LIEUX HISTORIQUE

Avenue de Breteuil

Avenue

Adresse : Avenue de Breteuil, 75007 Paris, France

« Commence à la place Vauban, n° 1 et 3 ; finit à la rue de Sèvres, n° 114 et 116. Le dernier impair est 85; le dernier pair, 84. Sa longueur est de 848 m. 10e arrondissement, quartier des Invalides.

Les avenues et places situées aux abords de l’hôtel des Invalides ont été presque toutes formées peu de temps après la construction de ce monument, c’est-à-dire vers 1680. Celles qui avoisinent l’École-Militaire ont été tracées vers 1770. Longtemps elles restèrent pour la plupart sans dénomination. A Napoléon Ier appartient l’honneur d’avoir décoré de noms illustres ces larges et magnifiques avenues, qui répondent dignement à la grandeur des monuments qu’elles entourent. Jusqu’à ces dernières années, elles étaient restées la propriété de l’État. Elles sont entrées dans le domaine de la Ville en vertu des deux lois que nous reproduisons ci-après : « Au palais des Tuileries, le 19 mars 1838. Louis-Philippe, roi des Français, etc. Art. 1er. Le ministre des finances est autorisé à céder, gratuitement, au nom de l’État, à la Ville de Paris, les avenues de Saxe, de Tourville, de la Bourdonnais, de Lowendal, de Suffren, de la Mothe-Piquet, et la partie de l’avenue de Breteuil, comprise entre la place de ce nom et la barrière de Sèvres, ainsi que le boulevard de Latour-Maubourg, les places de Fontenoy, de Breteuil, et la partie de celle de Vauban traversée par l’avenue de Tourville, dans la largeur de cette avenue seulement; le tout, conformément aux indications du plan annexé à la présente loi. Art. 2. Au moyen de cette cession, la Ville demeure chargée de pourvoir à l’entretien de ces emplacements. Elle est tenue, en outre, expressément, de leur conserver les formes et dimensions actuelles. La présente loi, discutée, etc., ce jourd’hui, sera exécutée comme loi de l’État, etc…. Signé Louis-Philippe. » Les avenues indiquées dans cette loi présentent, sous le rapport des lignes, certaines irrégularités, que doivent faire disparaître des alignements qui ont été sanctionnés par une ordonnance royale du 9 août 1844.

« Au palais de Saint-Cloud, le 4 juin 1853. Napoléon, par la grâce de Dieu et la volonté nationale, Empereur des Français, avons sanctionné et sanctionnons, promulgué et promulguons ce qui suit : Article 1er.
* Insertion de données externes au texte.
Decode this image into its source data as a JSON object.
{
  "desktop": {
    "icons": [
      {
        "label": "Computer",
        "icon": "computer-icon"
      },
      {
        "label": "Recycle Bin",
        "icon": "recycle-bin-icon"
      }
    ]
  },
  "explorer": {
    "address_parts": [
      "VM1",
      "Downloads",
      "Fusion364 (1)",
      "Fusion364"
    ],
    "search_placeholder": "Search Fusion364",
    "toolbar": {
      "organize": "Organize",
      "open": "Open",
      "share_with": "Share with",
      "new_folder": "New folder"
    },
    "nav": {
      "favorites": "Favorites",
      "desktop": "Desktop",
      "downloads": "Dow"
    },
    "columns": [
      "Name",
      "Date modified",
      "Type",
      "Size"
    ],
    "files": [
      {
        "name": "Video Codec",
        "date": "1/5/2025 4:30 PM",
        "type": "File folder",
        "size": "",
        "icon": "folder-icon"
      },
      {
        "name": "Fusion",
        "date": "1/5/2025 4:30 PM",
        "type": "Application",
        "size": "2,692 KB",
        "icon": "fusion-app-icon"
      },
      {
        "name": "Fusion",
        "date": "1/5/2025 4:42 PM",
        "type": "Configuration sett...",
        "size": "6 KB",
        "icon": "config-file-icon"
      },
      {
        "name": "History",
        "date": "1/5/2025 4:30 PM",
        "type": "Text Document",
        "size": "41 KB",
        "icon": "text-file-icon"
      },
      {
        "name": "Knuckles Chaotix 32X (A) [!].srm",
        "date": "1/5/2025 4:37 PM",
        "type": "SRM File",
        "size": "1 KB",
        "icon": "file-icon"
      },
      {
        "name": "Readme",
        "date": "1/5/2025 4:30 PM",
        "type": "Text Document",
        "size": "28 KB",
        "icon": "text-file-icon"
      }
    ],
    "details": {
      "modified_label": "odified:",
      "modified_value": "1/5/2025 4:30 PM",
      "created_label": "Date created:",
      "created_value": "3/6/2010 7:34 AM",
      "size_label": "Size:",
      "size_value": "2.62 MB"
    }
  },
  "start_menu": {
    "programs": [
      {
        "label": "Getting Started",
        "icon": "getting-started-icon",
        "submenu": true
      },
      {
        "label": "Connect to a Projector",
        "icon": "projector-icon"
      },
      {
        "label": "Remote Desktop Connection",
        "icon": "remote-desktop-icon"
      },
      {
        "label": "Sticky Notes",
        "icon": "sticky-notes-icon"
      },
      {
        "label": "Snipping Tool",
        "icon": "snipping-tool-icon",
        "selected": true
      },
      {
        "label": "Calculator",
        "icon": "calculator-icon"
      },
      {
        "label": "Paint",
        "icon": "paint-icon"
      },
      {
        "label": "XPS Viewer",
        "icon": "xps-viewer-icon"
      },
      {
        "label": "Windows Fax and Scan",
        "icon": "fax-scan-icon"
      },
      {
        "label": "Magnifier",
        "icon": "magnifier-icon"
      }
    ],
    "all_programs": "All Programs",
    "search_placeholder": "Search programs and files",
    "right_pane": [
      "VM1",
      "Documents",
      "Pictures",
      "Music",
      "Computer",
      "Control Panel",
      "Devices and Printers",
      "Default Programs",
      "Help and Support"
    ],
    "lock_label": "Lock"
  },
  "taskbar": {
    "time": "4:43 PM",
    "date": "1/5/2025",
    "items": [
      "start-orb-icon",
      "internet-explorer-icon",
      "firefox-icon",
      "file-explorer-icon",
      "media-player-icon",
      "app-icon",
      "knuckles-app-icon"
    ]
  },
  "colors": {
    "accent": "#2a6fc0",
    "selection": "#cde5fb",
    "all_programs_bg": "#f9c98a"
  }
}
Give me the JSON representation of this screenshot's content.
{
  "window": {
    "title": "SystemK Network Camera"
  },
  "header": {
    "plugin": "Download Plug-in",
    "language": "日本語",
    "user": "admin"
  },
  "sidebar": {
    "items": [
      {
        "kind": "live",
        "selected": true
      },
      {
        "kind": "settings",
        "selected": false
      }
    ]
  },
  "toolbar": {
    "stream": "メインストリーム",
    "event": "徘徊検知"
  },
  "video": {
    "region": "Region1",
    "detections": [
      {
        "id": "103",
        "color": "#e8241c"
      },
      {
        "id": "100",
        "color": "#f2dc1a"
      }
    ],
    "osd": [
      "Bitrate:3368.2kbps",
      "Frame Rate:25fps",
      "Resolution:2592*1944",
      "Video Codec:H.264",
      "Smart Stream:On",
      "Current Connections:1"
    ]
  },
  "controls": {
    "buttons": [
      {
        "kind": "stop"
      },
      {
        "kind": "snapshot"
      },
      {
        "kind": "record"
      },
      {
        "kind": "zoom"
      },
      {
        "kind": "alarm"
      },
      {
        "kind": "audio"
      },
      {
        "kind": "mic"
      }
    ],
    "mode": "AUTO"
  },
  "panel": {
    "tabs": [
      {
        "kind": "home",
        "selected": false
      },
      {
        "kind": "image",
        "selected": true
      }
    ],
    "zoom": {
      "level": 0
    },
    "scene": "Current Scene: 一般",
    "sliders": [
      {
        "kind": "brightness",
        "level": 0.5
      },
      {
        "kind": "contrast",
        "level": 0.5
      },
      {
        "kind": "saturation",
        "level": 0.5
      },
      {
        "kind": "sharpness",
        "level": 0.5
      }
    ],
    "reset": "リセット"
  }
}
Le ministre des finances est autorisé à céder »gratuitement, au nom de l’État, à la Ville de Paris, l’ Esplanade des Invalides, la place Vauban, les avenues de Villars et de Ségur et la partie de l’avenue de Breteuil comprise entre la place Vauban et la place de Breteuil, conformément aux indications du plan joint à la présente loi. Art. 2. Au moyen de cette cession, la Ville demeure chargée de pourvoir à l’entretien et à l’éclairage de ces emplacements : elle est tenue en outre expressément de ne pas en changer la destination et de leur conserver les formes et dimensions actuelles. »

Dans les diverses communications concédées par ces deux lois, la Ville a exécuté des travaux importants de mise en état de viabilité.

L’avenue de Breteuil a été formée vers 1680. Le plan de Verniquet l’indique sous cette dénomination. Une ordonnance royale du 9 août 1844 a déterminé l’alignement de la partie comprise entre la place de Breteuil et la rue de Sèvres. La largeur en est fixée à 70 m. Les propriétés riveraines de cette partie sont alignées, à l’exception de celles n° 85, 82 et 84.

Louis-Auguste le Tonnelier, baron de Breteuil, né à Preuilly, en Touraine,en 1723, est mort à Paris le 2 novembre 1807. Le baron de Breteuil remplit les hauts emplois de la diplomatie, et fut nommé, en 1783, ministre de la maison du Roi et de Paris, en remplacement d’ Amelot. Il eut le mérite de se faire aimer des Parisiens, par plusieurs embellissements dont il orna la capitale; les gens de lettres surtout et les artistes trouvèrent en lui un protecteur éclairé. »

Source : F. et L. Lazare, Dictionnaire administratif et historique des rues de Paris et de ses monuments, Bureau de la Revue Municipale, 1855, Paris.